Species of flowering plant

Dianella amoena, commonly known as the matted flax-lily, is an endangered, herbaceous, perennial plant endemic to Australia. It belongs to the family Asphodelaceae, subfamily Hemerocallidoideae. It has long grey-green leaves which grow in clumps from an underground rhizome, and displays blue-purple flowers in spring-summer, up to 90 cm in height. The common name Matted Flax-lily refers to its extensively rhizomatous nature, sometimes forming large mats up to 5m wide.

== Description ==
The slender, grey-green leaves of Dianella amoena have a V-shaped cross section, and generally exhibit peg-like projections or “teeth” along the leaf midrib and margins. It is clonal, meaning one plant or colony consists of multiple genetically identical ramets connected via a rhizome, and it is capable of both vegetative (asexual), and sexual reproduction. Shoots can appear up to 30 cm apart along rhizomes, but usually less. Inflorescences are 20–90 cm high and consist of a slender scape with fragrant flowers with blue-purple tepals and yellow stamens, which develop into dark blue-purple fruits following buzz pollination by native bees. It is partially summer deciduous when water stressed, but can flower from October to April in favourable conditions.

== Taxonomy ==
Dianella amoena was first described in 1995 by G.W Carr and P.F. Horsfall. Before being formally described, known populations were referred to as Dianella. sp. nov. (Nutfield). Its specific epithet comes from the Latin amoenus, meaning beautiful or pleasing. This is in reference to the plant's appearance, particularly the fragrant, colourful flowers which are in the upper size range for Dianella.
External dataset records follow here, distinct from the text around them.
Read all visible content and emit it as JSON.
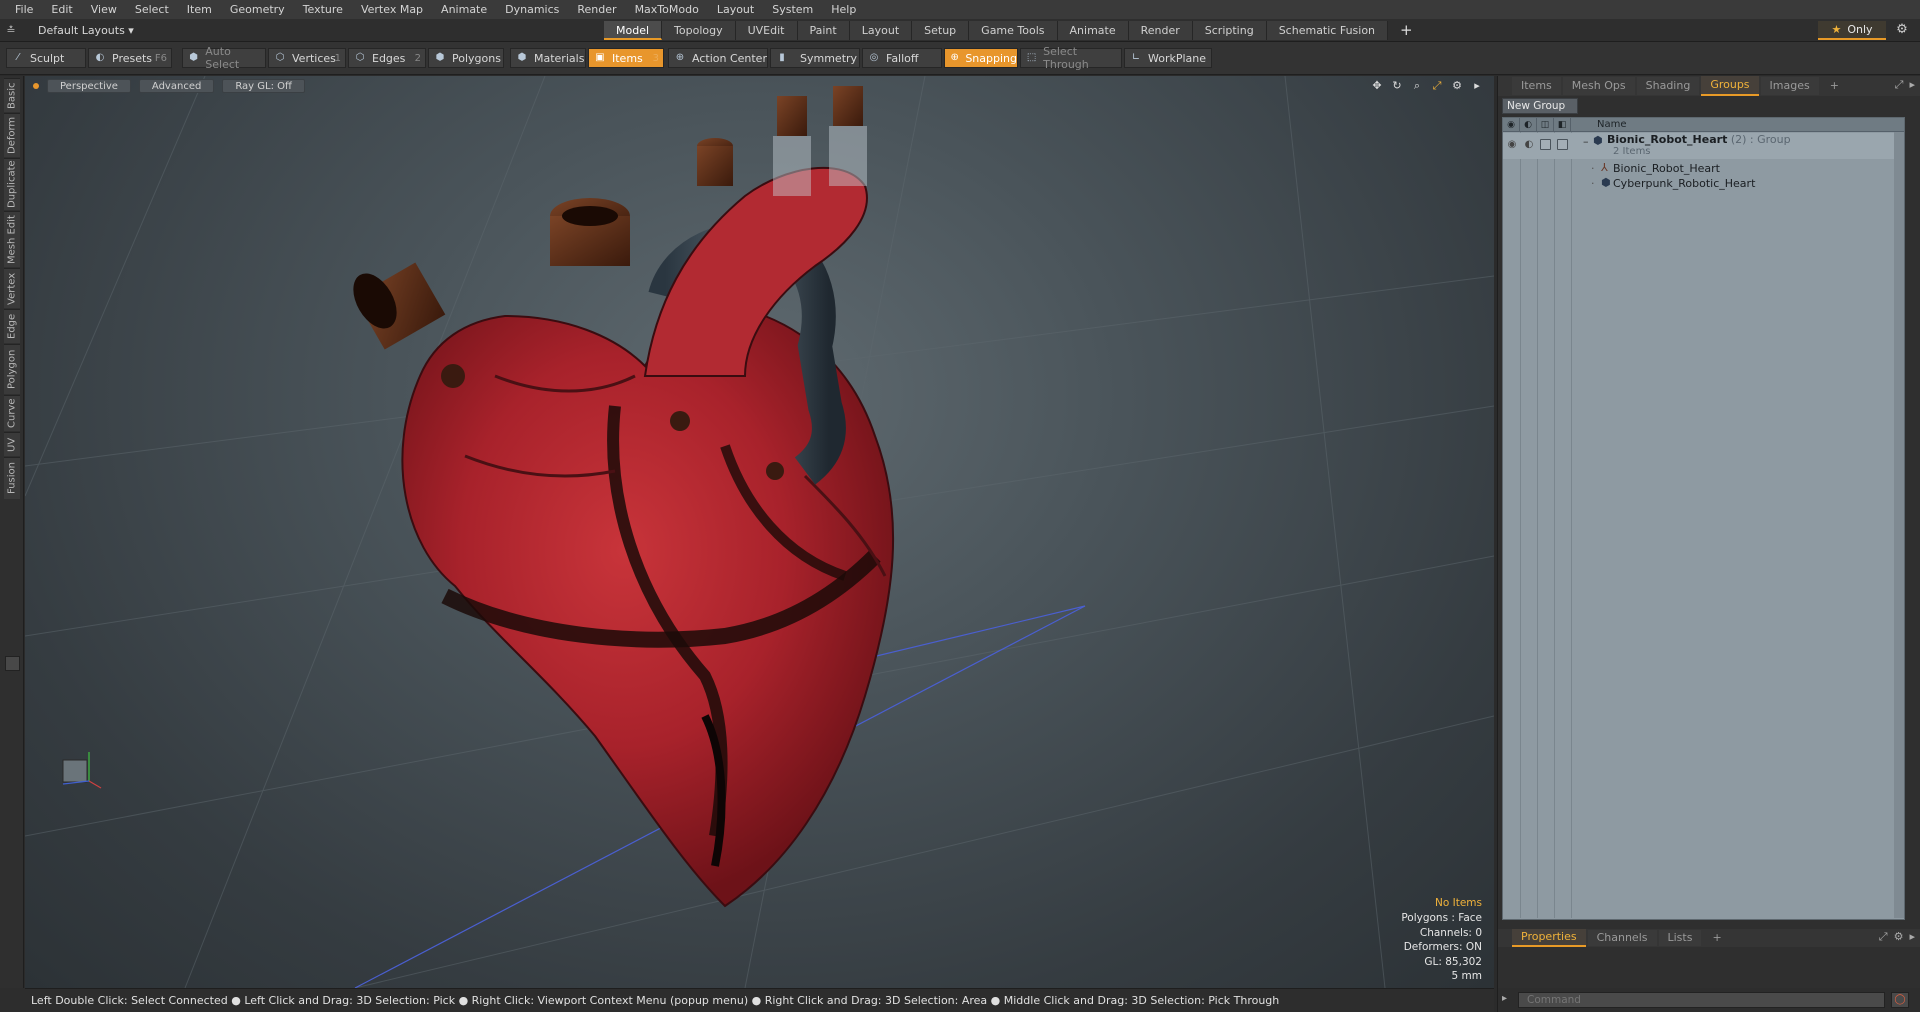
{
  "menu": [
    "File",
    "Edit",
    "View",
    "Select",
    "Item",
    "Geometry",
    "Texture",
    "Vertex Map",
    "Animate",
    "Dynamics",
    "Render",
    "MaxToModo",
    "Layout",
    "System",
    "Help"
  ],
  "layouts_dropdown": "Default Layouts ▾",
  "mode_tabs": [
    "Model",
    "Topology",
    "UVEdit",
    "Paint",
    "Layout",
    "Setup",
    "Game Tools",
    "Animate",
    "Render",
    "Scripting",
    "Schematic Fusion"
  ],
  "active_mode_tab": "Model",
  "only_label": "Only",
  "toolbar": {
    "sculpt": "Sculpt",
    "presets": "Presets",
    "presets_key": "F6",
    "auto_select": "Auto Select",
    "vertices": "Vertices",
    "vertices_count": "1",
    "edges": "Edges",
    "edges_count": "2",
    "polygons": "Polygons",
    "materials": "Materials",
    "items": "Items",
    "items_count": "3",
    "action_center": "Action Center",
    "symmetry": "Symmetry",
    "falloff": "Falloff",
    "snapping": "Snapping",
    "select_through": "Select Through",
    "workplane": "WorkPlane"
  },
  "left_tabs": [
    "Basic",
    "Deform",
    "Duplicate",
    "Mesh Edit",
    "Vertex",
    "Edge",
    "Polygon",
    "Curve",
    "UV",
    "Fusion"
  ],
  "viewport": {
    "view": "Perspective",
    "shading": "Advanced",
    "raygl": "Ray GL: Off",
    "stats": {
      "selection": "No Items",
      "polygons": "Polygons : Face",
      "channels": "Channels: 0",
      "deformers": "Deformers: ON",
      "gl": "GL: 85,302",
      "scale": "5 mm"
    }
  },
  "statusbar": "Left Double Click: Select Connected ● Left Click and Drag: 3D Selection: Pick ● Right Click: Viewport Context Menu (popup menu) ● Right Click and Drag: 3D Selection: Area ● Middle Click and Drag: 3D Selection: Pick Through",
  "right_panel": {
    "tabs": [
      "Items",
      "Mesh Ops",
      "Shading",
      "Groups",
      "Images"
    ],
    "active_tab": "Groups",
    "new_group": "New Group",
    "column_name": "Name",
    "groups": {
      "parent_name": "Bionic_Robot_Heart",
      "parent_suffix": "(2) : Group",
      "parent_count": "2 Items",
      "children": [
        "Bionic_Robot_Heart",
        "Cyberpunk_Robotic_Heart"
      ]
    },
    "bottom_tabs": [
      "Properties",
      "Channels",
      "Lists"
    ],
    "active_bottom_tab": "Properties",
    "command_placeholder": "Command"
  },
  "colors": {
    "accent": "#e8962c",
    "heart_red": "#b3262e",
    "heart_dark": "#3a1512",
    "tube_bronze": "#5a2e18"
  }
}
A phylogenetic study of Dianella taxa using combined chloroplast DNA and nuclear DNA placed Dianella amoena samples among some members of the Dianella longifolia species complex and Dianella tarda, Dianella porracea, and Dianella crinoides, suggesting these taxa to be its closer relatives in the genus. However, many nodes in the molecular phylogeny were poorly supported. Further molecular and morphological research was suggested to resolve relationships among these taxa, and no taxonomic changes were advised.

== Distribution and habitat ==
Dianella amoena inhabits grassland and grassy woodland ecosystems, often on volcanic soils. It has a sparse distribution across south-eastern Australia, mostly in the states of Victoria and Tasmania, with some records extending the range into New South Wales. The species exists in small fragments of its original range in roadsides, railways, and urban nature reserves, often in degraded habitats. Recruitment is believed to be non-existent, but it is long-lived and persists in remnant clonal patches.

== Conservation ==
Dianella amoena is listed as "Endangered" under the Environment Protection and Biodiversity Conservation Act 1999 federal legislation. It is listed as "Critically Endangered" under the Flora and Fauna Guarantee Act 1988 state legislation in Victoria, and "Rare" under the Threatened Species Protection Act 1995 state legislation in Tasmania. The main threats to the species are weed invasion, habitat disturbance, mowing and grazing. A recovery plan was prepared in 2010, and estimated 1,400 plants remained over 120 locations, however the plan considered Dianella amoena endemic to Victoria as records outside of Victoria were limited at the time. A more recent population estimate considering the entire range of the species is unavailable. The extensively rhizomatous nature of the species makes accurate population estimation difficult, as genetically distinct plants cannot be easily distinguished. The species has also been subject to numerous translocations, both for conservation and development mitigation purposes, which may have impacted total population size.

== Uses ==
Some plants in the Dianella genus have edible fruits, while others are considered poisonous. Aboriginal peoples ate the fruits of some Dianella species historically, and used the leaves for weaving. Information regarding Dianella amoena specifically is unavailable as it has only been formally recognised since 1995.